Vitali-type set with given outer measure Is it possible to construct a non-measurable set in $[0,1]$ of a given outer measure $x \in [0,1]$? This will probably require the axiom of choice. Does anyone have a suggestion?
Edit: I forgot to mention that the set has to be in $[0,1]$ which seemed "clear" in my head, but which obviously isn't.
Edit 2: Now it is clear that I just need a non-measurable set with outer measure 1, from that I can make any other one. I have once seen somewhere that they do this with transfinite recursion (if I recall correctly), but I don't remember where and how because I didn't know that transfinite recursion was back then.
 A: One can proceed directly with the Vitali construction, without need for any scaling. 
Namely, just carry out the Vitali construction, but ensure that the resulting Vitali set is contained in the interval $[0,a]$. That is, declare that two reals are equivalent if their difference is rational, and observe that every real is equivalent to a real in the interval $[0,a]$. Let $V\subset [0,a]$ select exactly one element from each equivalence class. Observe that the rational translations $V+q$, working modulo $1$ so as to regard $V+q\subset [0,1]$, are disjoint and union up to the whole interval $[0,1]$. It follows easily that $V$ is not measurable and has inner measure $0$, since otherwise the translates modulo $1$ would have infinite measure inside $[0,1]$, which is impossible.
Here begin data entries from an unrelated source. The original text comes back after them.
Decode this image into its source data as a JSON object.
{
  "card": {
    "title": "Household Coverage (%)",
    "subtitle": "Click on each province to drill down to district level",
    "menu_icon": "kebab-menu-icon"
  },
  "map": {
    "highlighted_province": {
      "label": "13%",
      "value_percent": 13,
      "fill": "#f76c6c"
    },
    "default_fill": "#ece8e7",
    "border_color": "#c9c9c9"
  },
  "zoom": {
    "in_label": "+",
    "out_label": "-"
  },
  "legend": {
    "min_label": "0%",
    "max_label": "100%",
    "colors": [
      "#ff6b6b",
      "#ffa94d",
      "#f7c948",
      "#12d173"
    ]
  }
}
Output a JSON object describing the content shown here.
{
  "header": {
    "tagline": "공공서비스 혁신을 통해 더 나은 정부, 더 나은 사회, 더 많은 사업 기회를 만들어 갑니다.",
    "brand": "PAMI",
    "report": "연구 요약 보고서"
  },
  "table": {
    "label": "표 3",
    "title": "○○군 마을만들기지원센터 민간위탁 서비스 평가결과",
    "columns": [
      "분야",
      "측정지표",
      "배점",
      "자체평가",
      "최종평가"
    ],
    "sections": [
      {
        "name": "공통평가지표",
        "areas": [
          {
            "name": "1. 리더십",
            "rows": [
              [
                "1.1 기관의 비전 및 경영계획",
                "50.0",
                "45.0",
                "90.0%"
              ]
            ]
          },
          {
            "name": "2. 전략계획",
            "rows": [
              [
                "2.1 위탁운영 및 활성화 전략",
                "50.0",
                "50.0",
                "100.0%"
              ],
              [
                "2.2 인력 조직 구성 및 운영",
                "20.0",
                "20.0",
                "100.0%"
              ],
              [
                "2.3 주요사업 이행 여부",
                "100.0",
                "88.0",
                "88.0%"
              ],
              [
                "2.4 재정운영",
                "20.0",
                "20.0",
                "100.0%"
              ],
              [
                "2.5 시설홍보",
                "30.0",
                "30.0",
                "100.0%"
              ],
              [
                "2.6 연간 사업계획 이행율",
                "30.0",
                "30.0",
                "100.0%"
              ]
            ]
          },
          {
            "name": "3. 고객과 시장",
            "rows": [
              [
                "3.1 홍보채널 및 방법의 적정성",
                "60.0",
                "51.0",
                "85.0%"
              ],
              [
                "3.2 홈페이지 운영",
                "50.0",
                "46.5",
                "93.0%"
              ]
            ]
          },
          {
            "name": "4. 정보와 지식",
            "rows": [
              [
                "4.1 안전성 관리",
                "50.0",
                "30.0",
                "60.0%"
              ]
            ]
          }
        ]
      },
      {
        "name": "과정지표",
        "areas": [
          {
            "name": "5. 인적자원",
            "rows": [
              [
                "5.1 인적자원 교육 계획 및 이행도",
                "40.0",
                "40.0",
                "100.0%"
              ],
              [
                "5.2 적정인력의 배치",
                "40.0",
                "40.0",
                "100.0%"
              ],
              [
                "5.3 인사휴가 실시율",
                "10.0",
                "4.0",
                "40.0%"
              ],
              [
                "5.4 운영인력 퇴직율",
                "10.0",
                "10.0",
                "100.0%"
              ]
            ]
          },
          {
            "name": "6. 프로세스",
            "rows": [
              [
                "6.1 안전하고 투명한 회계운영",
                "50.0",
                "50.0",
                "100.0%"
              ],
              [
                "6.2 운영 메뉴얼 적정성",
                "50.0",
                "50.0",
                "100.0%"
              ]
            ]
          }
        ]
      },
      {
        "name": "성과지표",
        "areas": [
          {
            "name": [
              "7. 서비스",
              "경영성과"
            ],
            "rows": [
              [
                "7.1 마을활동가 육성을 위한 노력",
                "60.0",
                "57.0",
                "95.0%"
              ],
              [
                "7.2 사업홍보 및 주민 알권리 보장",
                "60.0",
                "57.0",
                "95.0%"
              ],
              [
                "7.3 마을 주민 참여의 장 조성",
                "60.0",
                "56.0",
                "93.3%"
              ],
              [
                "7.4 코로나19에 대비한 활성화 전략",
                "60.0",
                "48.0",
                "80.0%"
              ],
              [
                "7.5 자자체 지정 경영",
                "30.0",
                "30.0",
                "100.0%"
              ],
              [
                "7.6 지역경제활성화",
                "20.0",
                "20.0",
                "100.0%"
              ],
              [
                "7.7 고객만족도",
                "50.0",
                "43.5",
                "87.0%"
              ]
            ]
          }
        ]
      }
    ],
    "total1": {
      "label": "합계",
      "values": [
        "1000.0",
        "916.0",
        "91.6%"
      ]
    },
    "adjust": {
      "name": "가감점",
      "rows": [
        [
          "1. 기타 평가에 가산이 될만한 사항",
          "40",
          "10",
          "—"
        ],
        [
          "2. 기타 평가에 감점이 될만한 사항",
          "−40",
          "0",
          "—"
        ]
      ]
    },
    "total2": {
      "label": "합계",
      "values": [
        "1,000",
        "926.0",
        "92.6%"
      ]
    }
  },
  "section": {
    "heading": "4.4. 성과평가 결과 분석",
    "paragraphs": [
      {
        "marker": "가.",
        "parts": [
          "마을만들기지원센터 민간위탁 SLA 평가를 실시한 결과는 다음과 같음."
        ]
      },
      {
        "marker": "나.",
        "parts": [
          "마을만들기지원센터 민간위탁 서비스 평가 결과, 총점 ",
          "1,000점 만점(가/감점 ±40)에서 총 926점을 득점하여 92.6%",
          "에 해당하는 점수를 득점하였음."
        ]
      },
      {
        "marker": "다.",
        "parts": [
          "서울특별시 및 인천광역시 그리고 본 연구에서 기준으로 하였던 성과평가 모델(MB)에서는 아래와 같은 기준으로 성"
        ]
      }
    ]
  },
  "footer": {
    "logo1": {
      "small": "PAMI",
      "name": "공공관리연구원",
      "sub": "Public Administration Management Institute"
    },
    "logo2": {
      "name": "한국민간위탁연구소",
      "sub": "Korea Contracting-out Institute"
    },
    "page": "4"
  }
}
Thus, the complement $[0,a]-V$ is non-measurable and has outer measure $a$, as desired. 
I would like to note that this argument shows that the outer measure of the classical Vitali set is not determined by the usual features of that set. For example, if all you know about a Vitali set $V$ is that it is contained in $[0,1]$ and contains exactly one element of each equivalence class, then it follows that $V$ is non-measurable and has inner measure $0$, but for all you know, $V$ is actually contained in a very tiny interval $[0,\epsilon]$, and could have tiny outer measure. 
A: This was my answer to the question as originally phrased: Once you have one nonmeasurable set with finite outer measure, you can get all positive values by rescaling.  
With the additional requirement that the set is contained in $[0,1]$, this argument will work as long as you have a nonmeasurable subset of outer measure $1$.  Sierpiński and Lusin showed that $[0,1]$ can be decomposed into uncountably many nonmeasurable sets of outer measure $1$ in an article published in 1917, but I do not know the details.  Robert Israel sketches a construction of a Vitali subset of [0,1]  with outer measure 1  in a 1997 sci.math post.
(Oh, and strictly speaking the answer is no, you can't have $x=0$; I suppose you meant $x\in(0,1]$.)
As for the axiom of choice, I'm no expert but have been told that it is consistent with ZF that all subsets of the real line are Lebesgue measurable.  
Peter LeFanu Lumsdaine points out in a comment that the result is due to Robert Solovay.  The 1970 article is on JSTOR, and begins as follows:

A: Let $V$ be a $\mathbb{Q}$ vector subspace of $\mathbb{R}$ of codimension at most countable. Then $\mu^*(V\cap I) = \mu(I)$ for every $I$ interval.
Proof:
We may assumed wlog $1\in V$ (just divide by some non-zero $t\in V$).
Conclude  $a V + b \subset V$ for all $a$, $b$ in $\mathbb{Q}$
Since a countable union of translates of $V$ covers $\mathbb{R}$ we have $\mu^*(V)>0$. So there exists an interval $I$ with rational ends such that $\mu^*(V\cap I) >(1-\epsilon) \mu(I)$.  Using the rational invariance of $V$ we conclude
$$\mu^*(V\cap I) >(1-\epsilon) \mu(I)$$
for every interval $I$ with rational ends. Therefore
$$\mu^*(V\cap I) =\mu(I)$$
for every interval with rational ends.
Since every finite interval  is contained in one with rational ends, we have the above equality for every finite interval $I$.
Now, take $V$ a complement of $\mathbb{Q}$ in $\mathbb{R}$, that is $V\oplus \mathbb{Q} = \mathbb{R}$. Then $V$ is a VItali set.   Consider some $x>0$.  We have $\mu^*(V\cap [0,x])=x$.  Complete $V\cap[0,x]$ to a Vitali subset $W$ of $[0,x]$ with $\mu^*(W)=x$.